Paint the Town Black

A group of Aussie priests wants to see the laity better served -- with different ordination requirements, of course

The National Council of Priests is calling on the Vatican to revisit the centuries-old prerequisites of celibacy to meet the council's global goal of having one priest ordained for every 50 families or 200 Catholics. But priests acknowledge that the targets cannot be met unless the criteria for priesthood are radically altered.

As well as opening vocations to married men, the council, which represents about half the country's Catholic clergy, has reopened debate on women priests, questioning whether their exclusion from the priesthood is as a result of divine direction.

In a submission to a bishop's synod in Rome that began yesterday, the council says: "Vocation is very much God's calling. The discernment about whom God is calling to the priesthood at this time is possible only if the whole church is speaking to God and listening to God."

A Melbourne priest and statistician, Father Eric Hodgens, estimates that in Australia there is one working priest for every 4500 Catholics. As priests from the baby-boomer generations retire and die the ratio is likely to grow.

First off, a priest for every 200 Catholics means that a diocese of 1 million would have 5,000 priests. Could you imagine the oversight that would require? And some think that the curial bureaucracy is overbearing as is....

And second, for the millionth time, anyone who thinks that rejiggering the criteria for priesthood would create a queue-up for the sem is horribly mistaken. I don't see the Episcopalians ordaining 50 a year, same goes for the Missouri Synod, the Unitarians, the Lutherans, and anyone else with a "wide open" vocations net. Even now, most Catholic dioceses here and elsewhere ordain more every year.

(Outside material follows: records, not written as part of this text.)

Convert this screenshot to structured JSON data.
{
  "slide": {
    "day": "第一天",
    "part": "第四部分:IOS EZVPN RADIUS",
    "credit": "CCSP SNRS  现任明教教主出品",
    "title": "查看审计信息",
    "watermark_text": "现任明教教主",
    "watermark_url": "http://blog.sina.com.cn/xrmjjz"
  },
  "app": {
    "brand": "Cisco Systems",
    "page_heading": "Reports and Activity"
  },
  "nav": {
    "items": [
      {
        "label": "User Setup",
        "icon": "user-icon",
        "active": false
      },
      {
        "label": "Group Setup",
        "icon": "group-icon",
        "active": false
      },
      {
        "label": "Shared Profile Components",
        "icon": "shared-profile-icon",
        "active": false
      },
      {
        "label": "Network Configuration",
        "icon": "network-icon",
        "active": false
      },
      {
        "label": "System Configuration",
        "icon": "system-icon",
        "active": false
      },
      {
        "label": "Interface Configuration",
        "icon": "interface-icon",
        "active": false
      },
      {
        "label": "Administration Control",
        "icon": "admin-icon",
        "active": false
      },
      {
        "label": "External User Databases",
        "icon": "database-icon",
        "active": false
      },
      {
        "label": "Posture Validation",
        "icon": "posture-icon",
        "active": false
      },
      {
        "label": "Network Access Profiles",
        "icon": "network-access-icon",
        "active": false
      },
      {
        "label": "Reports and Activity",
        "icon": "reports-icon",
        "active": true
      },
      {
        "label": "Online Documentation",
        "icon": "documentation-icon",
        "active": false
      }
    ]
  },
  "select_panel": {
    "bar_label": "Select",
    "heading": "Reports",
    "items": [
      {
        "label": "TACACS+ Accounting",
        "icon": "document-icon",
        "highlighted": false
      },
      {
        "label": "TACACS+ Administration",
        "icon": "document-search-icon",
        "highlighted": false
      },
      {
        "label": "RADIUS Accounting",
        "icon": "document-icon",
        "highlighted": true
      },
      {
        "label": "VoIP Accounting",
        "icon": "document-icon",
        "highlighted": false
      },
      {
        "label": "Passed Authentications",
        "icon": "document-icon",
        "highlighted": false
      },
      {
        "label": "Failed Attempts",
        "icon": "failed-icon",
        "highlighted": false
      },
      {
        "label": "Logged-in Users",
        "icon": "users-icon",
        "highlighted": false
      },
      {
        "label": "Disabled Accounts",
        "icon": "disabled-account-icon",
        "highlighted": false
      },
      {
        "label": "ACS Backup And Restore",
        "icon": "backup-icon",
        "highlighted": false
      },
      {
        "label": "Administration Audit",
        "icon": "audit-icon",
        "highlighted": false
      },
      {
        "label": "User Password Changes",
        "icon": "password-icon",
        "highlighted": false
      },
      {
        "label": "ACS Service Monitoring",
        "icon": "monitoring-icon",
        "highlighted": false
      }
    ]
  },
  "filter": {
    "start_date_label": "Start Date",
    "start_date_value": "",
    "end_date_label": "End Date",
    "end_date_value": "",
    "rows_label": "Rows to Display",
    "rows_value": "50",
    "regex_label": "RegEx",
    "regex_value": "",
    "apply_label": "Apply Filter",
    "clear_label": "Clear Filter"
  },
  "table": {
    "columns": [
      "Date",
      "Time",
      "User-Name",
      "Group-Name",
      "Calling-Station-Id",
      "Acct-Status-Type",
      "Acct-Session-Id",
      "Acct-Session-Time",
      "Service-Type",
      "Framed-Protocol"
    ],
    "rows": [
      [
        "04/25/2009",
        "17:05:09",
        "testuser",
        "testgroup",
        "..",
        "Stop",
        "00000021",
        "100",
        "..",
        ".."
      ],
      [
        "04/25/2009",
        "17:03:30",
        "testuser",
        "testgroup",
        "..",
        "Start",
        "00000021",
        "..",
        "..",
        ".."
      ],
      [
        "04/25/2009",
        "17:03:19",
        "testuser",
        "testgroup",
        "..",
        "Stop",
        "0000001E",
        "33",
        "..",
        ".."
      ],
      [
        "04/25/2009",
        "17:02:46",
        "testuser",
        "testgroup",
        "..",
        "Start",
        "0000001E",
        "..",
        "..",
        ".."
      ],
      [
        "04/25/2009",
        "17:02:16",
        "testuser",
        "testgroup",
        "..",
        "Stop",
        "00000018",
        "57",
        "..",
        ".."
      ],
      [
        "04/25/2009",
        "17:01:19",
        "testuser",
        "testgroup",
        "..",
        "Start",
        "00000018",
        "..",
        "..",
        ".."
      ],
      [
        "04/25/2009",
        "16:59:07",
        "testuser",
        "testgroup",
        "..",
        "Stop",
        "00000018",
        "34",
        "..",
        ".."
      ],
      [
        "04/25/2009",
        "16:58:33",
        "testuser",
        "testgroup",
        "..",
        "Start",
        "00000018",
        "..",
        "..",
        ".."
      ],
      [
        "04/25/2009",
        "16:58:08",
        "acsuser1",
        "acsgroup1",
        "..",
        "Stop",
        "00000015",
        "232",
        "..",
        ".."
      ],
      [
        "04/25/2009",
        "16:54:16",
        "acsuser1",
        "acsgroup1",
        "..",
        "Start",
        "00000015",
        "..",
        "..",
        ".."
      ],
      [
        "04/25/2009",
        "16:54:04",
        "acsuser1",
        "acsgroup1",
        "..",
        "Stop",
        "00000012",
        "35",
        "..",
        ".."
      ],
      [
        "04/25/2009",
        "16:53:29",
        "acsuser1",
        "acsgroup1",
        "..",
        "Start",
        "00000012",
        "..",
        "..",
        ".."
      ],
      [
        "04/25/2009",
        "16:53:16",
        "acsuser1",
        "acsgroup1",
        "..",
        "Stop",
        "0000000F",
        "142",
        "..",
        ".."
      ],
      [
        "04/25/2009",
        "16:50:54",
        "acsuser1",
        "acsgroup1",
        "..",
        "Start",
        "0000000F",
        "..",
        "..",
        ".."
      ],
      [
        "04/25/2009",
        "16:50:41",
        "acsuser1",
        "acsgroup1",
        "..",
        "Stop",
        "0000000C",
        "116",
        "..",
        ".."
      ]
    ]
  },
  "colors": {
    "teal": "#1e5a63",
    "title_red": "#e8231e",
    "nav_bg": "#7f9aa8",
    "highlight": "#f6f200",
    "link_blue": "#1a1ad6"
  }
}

Just keep the focus on weeding out those dangerous "tribal chief" types and we'll all be OK.

-30-

2 Comments:

Blogger Todd said...

Australia's Mass attendance figure is put at the upper single digits, about one-fourth by proportion of the US.

The figure usually given for minister-to-people is thirty families to one. For Catholic parishes with schools, that comes pretty close.

Which isn't to say that the Aussie clerics don't have a good oar in the river on other things like mandatory celibacy.

5/10/05 13:35  
Blogger Todd said...

I should've been more clear: parishes with lay staff and teachers come close to the 30 families to one ideal. The notion is that thirty tithing families (5% each) can support a minister (20 households) and the other church expenses per leader (10 households for utilities, paper clips, etc.).

Maybe Australia needs more lay ecclesial ministers.